Employment law changes are also brought about by technological or societal developments not related to legal issues. ERISA or Social Security litigation would have had little use back in 1900 when the average life expectancy was 49.2 years. Now, with 35% of the population surviving past their 85th birthdays, retirement issues are very important. The EEOC’s December 14th ruling that employers must cover birth-control pills and other prescription contraceptive drugs in their health insurance plans, which is expected to result in a lot of litigation, would have been immaterial 40 years ago when these items didn’t exist. The Microsoft “permatemp” stock option suit, whose $97 million settlement should be finalized this month, only came about due to the growth in both use of temporary employees by companies and the growth, from one to 10 million over the past decade, in the number of employees who receive stock options as part of their compensation package.
I don’t personally know anyone that is satisfied with the current state of employment law.

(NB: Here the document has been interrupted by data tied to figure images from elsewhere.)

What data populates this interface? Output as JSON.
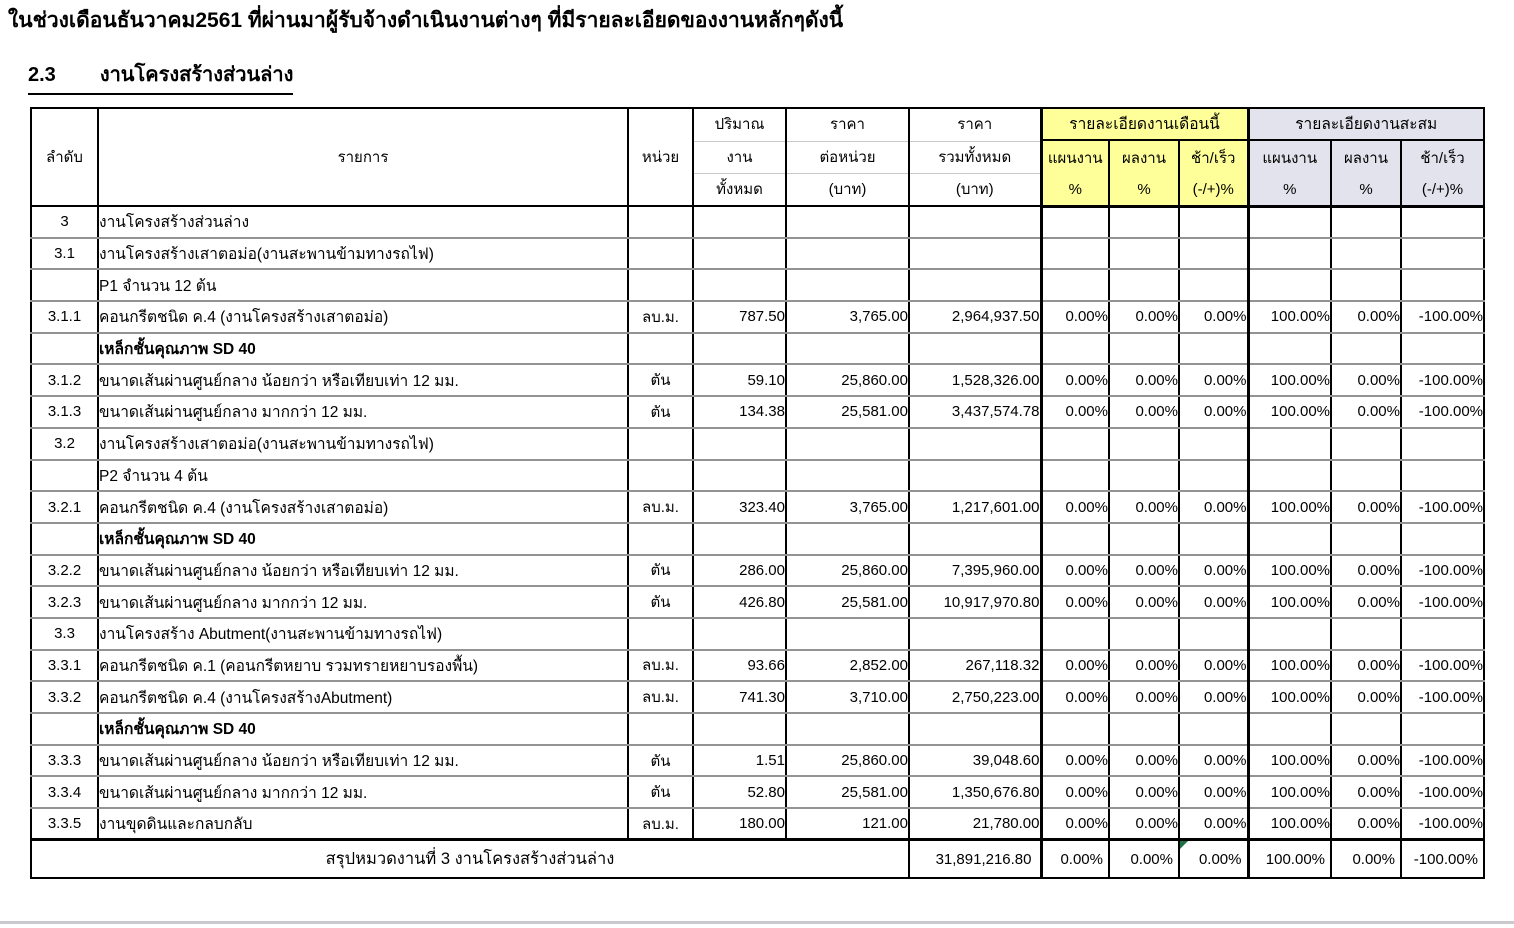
{
  "page": {
    "intro": "ในช่วงเดือนธันวาคม2561 ที่ผ่านมาผู้รับจ้างดำเนินงานต่างๆ ที่มีรายละเอียดของงานหลักๆดังนี้",
    "section_no": "2.3",
    "section_title": "งานโครงสร้างส่วนล่าง"
  },
  "table": {
    "colors": {
      "month_header_bg": "#ffff99",
      "cumulative_header_bg": "#e3e3ed",
      "error_indicator_green": "#1e7145"
    },
    "headers": {
      "no": "ลำดับ",
      "item": "รายการ",
      "unit": "หน่วย",
      "qty_lines": [
        "ปริมาณ",
        "งาน",
        "ทั้งหมด"
      ],
      "unit_price_lines": [
        "ราคา",
        "ต่อหน่วย",
        "(บาท)"
      ],
      "total_price_lines": [
        "ราคา",
        "รวมทั้งหมด",
        "(บาท)"
      ],
      "month_group": "รายละเอียดงานเดือนนี้",
      "cumulative_group": "รายละเอียดงานสะสม",
      "plan_lines": [
        "แผนงาน",
        "%"
      ],
      "actual_lines": [
        "ผลงาน",
        "%"
      ],
      "diff_lines": [
        "ช้า/เร็ว",
        "(-/+)%"
      ]
    },
    "rows": [
      {
        "no": "3",
        "item": "งานโครงสร้างส่วนล่าง",
        "bold": false,
        "unit": "",
        "qty": "",
        "price": "",
        "total": "",
        "m_plan": "",
        "m_actual": "",
        "m_diff": "",
        "c_plan": "",
        "c_actual": "",
        "c_diff": ""
      },
      {
        "no": "3.1",
        "item": "งานโครงสร้างเสาตอม่อ(งานสะพานข้ามทางรถไฟ)",
        "bold": false,
        "unit": "",
        "qty": "",
        "price": "",
        "total": "",
        "m_plan": "",
        "m_actual": "",
        "m_diff": "",
        "c_plan": "",
        "c_actual": "",
        "c_diff": ""
      },
      {
        "no": "",
        "item": "P1 จำนวน 12 ต้น",
        "bold": false,
        "unit": "",
        "qty": "",
        "price": "",
        "total": "",
        "m_plan": "",
        "m_actual": "",
        "m_diff": "",
        "c_plan": "",
        "c_actual": "",
        "c_diff": ""
      },
      {
        "no": "3.1.1",
        "item": "คอนกรีตชนิด ค.4 (งานโครงสร้างเสาตอม่อ)",
        "bold": false,
        "unit": "ลบ.ม.",
        "qty": "787.50",
        "price": "3,765.00",
        "total": "2,964,937.50",
        "m_plan": "0.00%",
        "m_actual": "0.00%",
        "m_diff": "0.00%",
        "c_plan": "100.00%",
        "c_actual": "0.00%",
        "c_diff": "-100.00%"
      },
      {
        "no": "",
        "item": "เหล็กชั้นคุณภาพ SD 40",
        "bold": true,
        "unit": "",
        "qty": "",
        "price": "",
        "total": "",
        "m_plan": "",
        "m_actual": "",
        "m_diff": "",
        "c_plan": "",
        "c_actual": "",
        "c_diff": ""
      },
      {
        "no": "3.1.2",
        "item": "ขนาดเส้นผ่านศูนย์กลาง น้อยกว่า หรือเทียบเท่า 12 มม.",
        "bold": false,
        "unit": "ตัน",
        "qty": "59.10",
        "price": "25,860.00",
        "total": "1,528,326.00",
        "m_plan": "0.00%",
        "m_actual": "0.00%",
        "m_diff": "0.00%",
        "c_plan": "100.00%",
        "c_actual": "0.00%",
        "c_diff": "-100.00%"
      },
      {
        "no": "3.1.3",
        "item": "ขนาดเส้นผ่านศูนย์กลาง มากกว่า 12 มม.",
        "bold": false,
        "unit": "ตัน",
        "qty": "134.38",
        "price": "25,581.00",
        "total": "3,437,574.78",
        "m_plan": "0.00%",
        "m_actual": "0.00%",
        "m_diff": "0.00%",
        "c_plan": "100.00%",
        "c_actual": "0.00%",
        "c_diff": "-100.00%"
      },
      {
        "no": "3.2",
        "item": "งานโครงสร้างเสาตอม่อ(งานสะพานข้ามทางรถไฟ)",
        "bold": false,
        "unit": "",
        "qty": "",
        "price": "",
        "total": "",
        "m_plan": "",
        "m_actual": "",
        "m_diff": "",
        "c_plan": "",
        "c_actual": "",
        "c_diff": ""
      },
      {
        "no": "",
        "item": "P2 จำนวน 4 ต้น",
        "bold": false,
        "unit": "",
        "qty": "",
        "price": "",
        "total": "",
        "m_plan": "",
        "m_actual": "",
        "m_diff": "",
        "c_plan": "",
        "c_actual": "",
        "c_diff": ""
      },
      {
        "no": "3.2.1",
        "item": "คอนกรีตชนิด ค.4 (งานโครงสร้างเสาตอม่อ)",
        "bold": false,
        "unit": "ลบ.ม.",
        "qty": "323.40",
        "price": "3,765.00",
        "total": "1,217,601.00",
        "m_plan": "0.00%",
        "m_actual": "0.00%",
        "m_diff": "0.00%",
        "c_plan": "100.00%",
        "c_actual": "0.00%",
        "c_diff": "-100.00%"
      },
      {
        "no": "",
        "item": "เหล็กชั้นคุณภาพ SD 40",
        "bold": true,
        "unit": "",
        "qty": "",
        "price": "",
        "total": "",
        "m_plan": "",
        "m_actual": "",
        "m_diff": "",
        "c_plan": "",
        "c_actual": "",
        "c_diff": ""
      },
      {
        "no": "3.2.2",
        "item": "ขนาดเส้นผ่านศูนย์กลาง น้อยกว่า หรือเทียบเท่า 12 มม.",
        "bold": false,
        "unit": "ตัน",
        "qty": "286.00",
        "price": "25,860.00",
        "total": "7,395,960.00",
        "m_plan": "0.00%",
        "m_actual": "0.00%",
        "m_diff": "0.00%",
        "c_plan": "100.00%",
        "c_actual": "0.00%",
        "c_diff": "-100.00%"
      },
      {
        "no": "3.2.3",
        "item": "ขนาดเส้นผ่านศูนย์กลาง มากกว่า 12 มม.",
        "bold": false,
        "unit": "ตัน",
        "qty": "426.80",
        "price": "25,581.00",
        "total": "10,917,970.80",
        "m_plan": "0.00%",
        "m_actual": "0.00%",
        "m_diff": "0.00%",
        "c_plan": "100.00%",
        "c_actual": "0.00%",
        "c_diff": "-100.00%"
      },
      {
        "no": "3.3",
        "item": "งานโครงสร้าง Abutment(งานสะพานข้ามทางรถไฟ)",
        "bold": false,
        "unit": "",
        "qty": "",
        "price": "",
        "total": "",
        "m_plan": "",
        "m_actual": "",
        "m_diff": "",
        "c_plan": "",
        "c_actual": "",
        "c_diff": ""
      },
      {
        "no": "3.3.1",
        "item": "คอนกรีตชนิด ค.1 (คอนกรีตหยาบ รวมทรายหยาบรองพื้น)",
        "bold": false,
        "unit": "ลบ.ม.",
        "qty": "93.66",
        "price": "2,852.00",
        "total": "267,118.32",
        "m_plan": "0.00%",
        "m_actual": "0.00%",
        "m_diff": "0.00%",
        "c_plan": "100.00%",
        "c_actual": "0.00%",
        "c_diff": "-100.00%"
      },
      {
        "no": "3.3.2",
        "item": "คอนกรีตชนิด ค.4 (งานโครงสร้างAbutment)",
        "bold": false,
        "unit": "ลบ.ม.",
        "qty": "741.30",
        "price": "3,710.00",
        "total": "2,750,223.00",
        "m_plan": "0.00%",
        "m_actual": "0.00%",
        "m_diff": "0.00%",
        "c_plan": "100.00%",
        "c_actual": "0.00%",
        "c_diff": "-100.00%"
      },
      {
        "no": "",
        "item": "เหล็กชั้นคุณภาพ SD 40",
        "bold": true,
        "unit": "",
        "qty": "",
        "price": "",
        "total": "",
        "m_plan": "",
        "m_actual": "",
        "m_diff": "",
        "c_plan": "",
        "c_actual": "",
        "c_diff": ""
      },
      {
        "no": "3.3.3",
        "item": "ขนาดเส้นผ่านศูนย์กลาง น้อยกว่า หรือเทียบเท่า 12 มม.",
        "bold": false,
        "unit": "ตัน",
        "qty": "1.51",
        "price": "25,860.00",
        "total": "39,048.60",
        "m_plan": "0.00%",
        "m_actual": "0.00%",
        "m_diff": "0.00%",
        "c_plan": "100.00%",
        "c_actual": "0.00%",
        "c_diff": "-100.00%"
      },
      {
        "no": "3.3.4",
        "item": "ขนาดเส้นผ่านศูนย์กลาง มากกว่า 12 มม.",
        "bold": false,
        "unit": "ตัน",
        "qty": "52.80",
        "price": "25,581.00",
        "total": "1,350,676.80",
        "m_plan": "0.00%",
        "m_actual": "0.00%",
        "m_diff": "0.00%",
        "c_plan": "100.00%",
        "c_actual": "0.00%",
        "c_diff": "-100.00%"
      },
      {
        "no": "3.3.5",
        "item": "งานขุดดินและกลบกลับ",
        "bold": false,
        "unit": "ลบ.ม.",
        "qty": "180.00",
        "price": "121.00",
        "total": "21,780.00",
        "m_plan": "0.00%",
        "m_actual": "0.00%",
        "m_diff": "0.00%",
        "c_plan": "100.00%",
        "c_actual": "0.00%",
        "c_diff": "-100.00%"
      }
    ],
    "summary": {
      "label": "สรุปหมวดงานที่ 3 งานโครงสร้างส่วนล่าง",
      "total": "31,891,216.80",
      "m_plan": "0.00%",
      "m_actual": "0.00%",
      "m_diff": "0.00%",
      "c_plan": "100.00%",
      "c_actual": "0.00%",
      "c_diff": "-100.00%",
      "error_indicator_on": "m_diff"
    }
  }
}
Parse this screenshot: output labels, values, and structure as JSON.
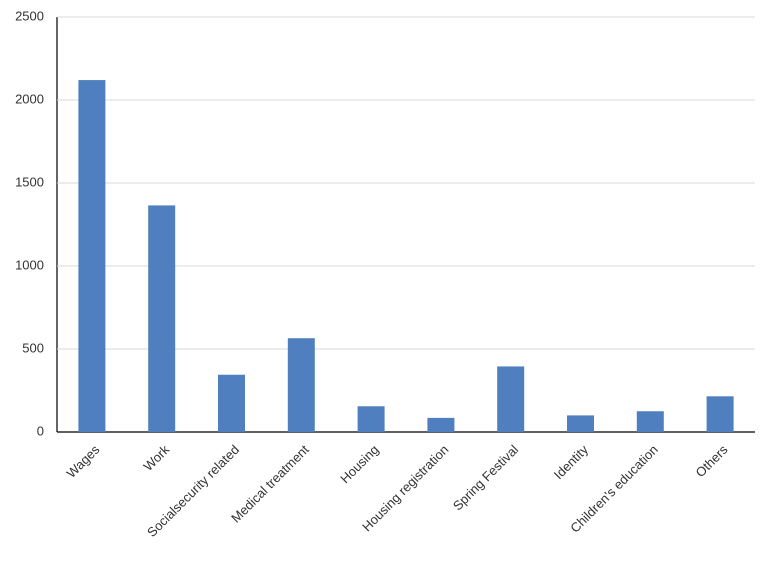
{
  "chart_data": {
    "type": "bar",
    "categories": [
      "Wages",
      "Work",
      "Socialsecurity related",
      "Medical treatment",
      "Housing",
      "Housing registration",
      "Spring Festival",
      "Identity",
      "Children's education",
      "Others"
    ],
    "values": [
      2120,
      1365,
      345,
      565,
      155,
      85,
      395,
      100,
      125,
      215
    ],
    "color": "#4f7fbf",
    "ylim": [
      0,
      2500
    ],
    "yticks": [
      0,
      500,
      1000,
      1500,
      2000,
      2500
    ],
    "grid": true
  }
}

The issues continue to grow in complexity – OSHA’s recent ergonomics rule alone ran over 600 pages in the Federal Register – and there are too many frivolous lawsuits being brought. On the other side of the issue, there are still blatant, uncorrected injustices not being addressed by our legal system.
Nevertheless, I would say that what we have now is far better than where we stood a century ago. I know that I wouldn’t have been able to be president of a successful, national company at that time, and I enjoy what I am doing. I hope you also enjoy the progress we have made in this area and continue to work for improvement.